1. Michael Cho describes his difficulty switching to a standing desk in, "Why I Killed My Standing Desk:"

After about two hours, I took a break. Sitting felt like greatest invention ever.
He also questions the idea (which I never bought) that sitting is deadly in and of itself.

Standing (only) to work has never held an attraction for me: Being able to switch back and forth between sitting and standing is the way to go. Along those lines, I wonder why Cho didn't just get a higher chair for his standing desk so he could do that.

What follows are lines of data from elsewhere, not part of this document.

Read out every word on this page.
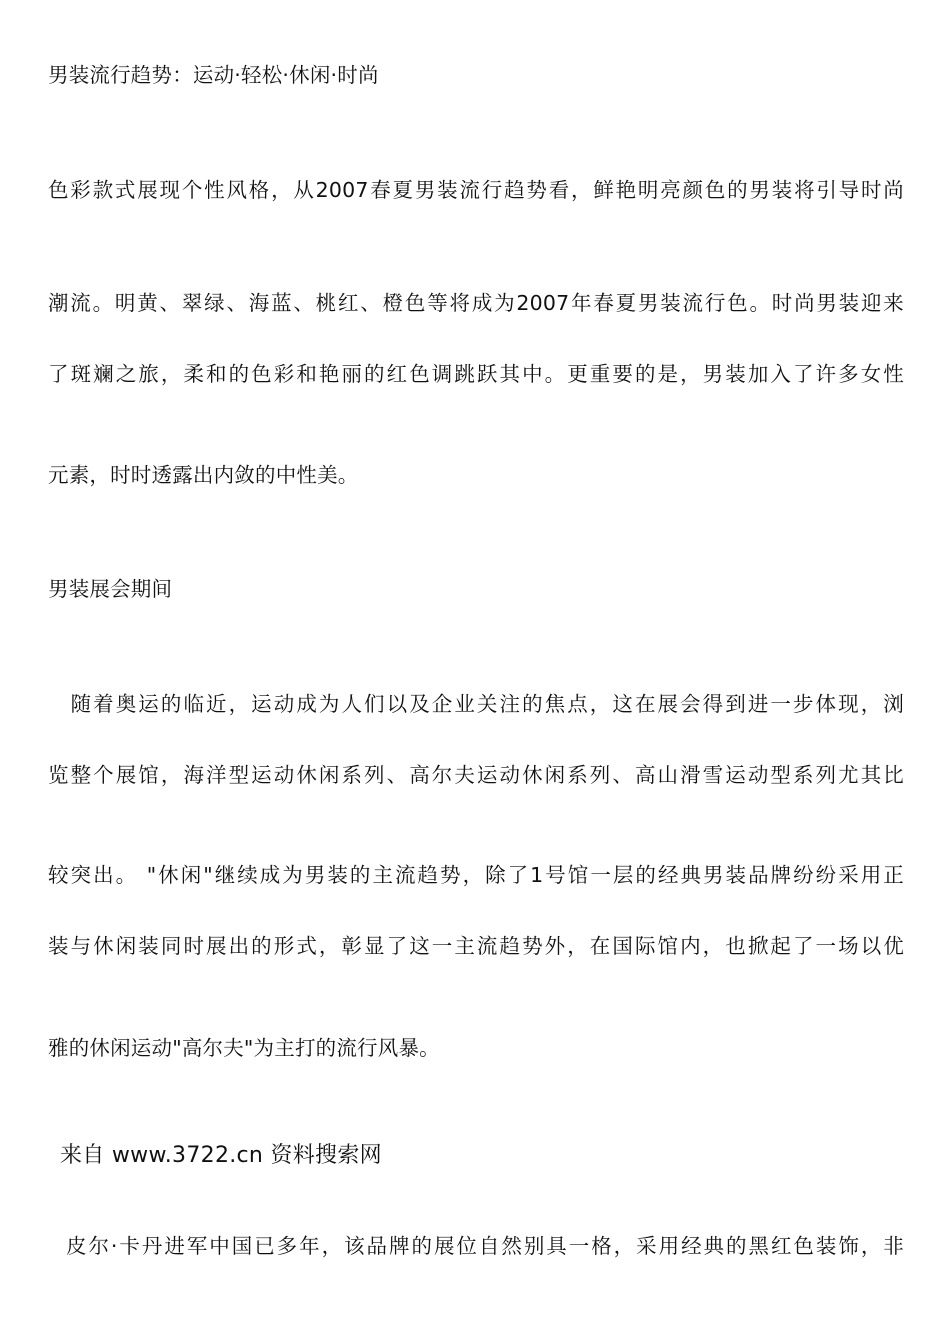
男装流行趋势：运动·轻松·休闲·时尚
色彩款式展现个性风格，从2007春夏男装流行趋势看，鲜艳明亮颜色的男装将引导时尚
潮流。明黄、翠绿、海蓝、桃红、橙色等将成为2007年春夏男装流行色。时尚男装迎来
了斑斓之旅，柔和的色彩和艳丽的红色调跳跃其中。更重要的是，男装加入了许多女性
元素，时时透露出内敛的中性美。
男装展会期间
　随着奥运的临近，运动成为人们以及企业关注的焦点，这在展会得到进一步体现，浏
览整个展馆，海洋型运动休闲系列、高尔夫运动休闲系列、高山滑雪运动型系列尤其比
较突出。 "休闲"继续成为男装的主流趋势，除了1号馆一层的经典男装品牌纷纷采用正
装与休闲装同时展出的形式，彰显了这一主流趋势外，在国际馆内，也掀起了一场以优
雅的休闲运动"高尔夫"为主打的流行风暴。
来自 www.3722.cn 资料搜索网
皮尔·卡丹进军中国已多年，该品牌的展位自然别具一格，采用经典的黑红色装饰，非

2. Happy (belated) Randsday! Just because I let the date pass without commenting on it here doesn't mean I didn't celebrate Randsday. In the process of locating the official web site, I discovered that the term has made it into Urban Dictionary.

3. From an article on why Chinese has failed to achieve global dominance comes word of a curious modern difficulty:
[R]eliance on such [computer-aided writing] technology increasingly leads to character amnesia, which is on the rise among literate Chinese: People recognize the characters but forget how they are actually written...
The article is quite interesting, although the basic idea, that the system overtaxes the memory, seems obvious to me. Amazingly, aspects of the problem are even worse than I thought.

Also, the article discusses a character with so many strokes that there is debate as to the exact number.

4. The frustrated gardener in me enjoyed reading about fruit walls in Low Tech Magazine. Curiously, the piece is available online:
We are being told to eat local and seasonal food, either because other crops have been transported over long distances, or because they are grown in energy-intensive greenhouses. But it wasn't always like that. From the sixteenth to the twentieth century, urban farmers grew Mediterranean fruits and vegetables as far north as England and the Netherlands, using only renewable energy.

These crops were grown surrounded by massive "fruit walls", which stored the heat from the sun and released it at night, creating a microclimate that could increase the temperature by more than 10°F).
That said, there is neither a climate change alarmist nor a "locavore" in me.

-- CAV

2 comments:

Scott Holleran said...

I appreciate the dissent on anti-sitting claims. I write while sitting and standing up. I'm wary of sweeping assertions.

Gus Van Horn said...

Scott,

Thanks. It is especially hard for me -- as a scientist and after seeing so many widely-trumpeted finding get overturned -- to pay any attention to fads based on the overhyped-new-result du jour.

That said, the standing desk fad offers me an attempt, as someone who liked the idea before it was cool and for my own reasons, to inject a bit of sanity into the mix whenever the topic comes up.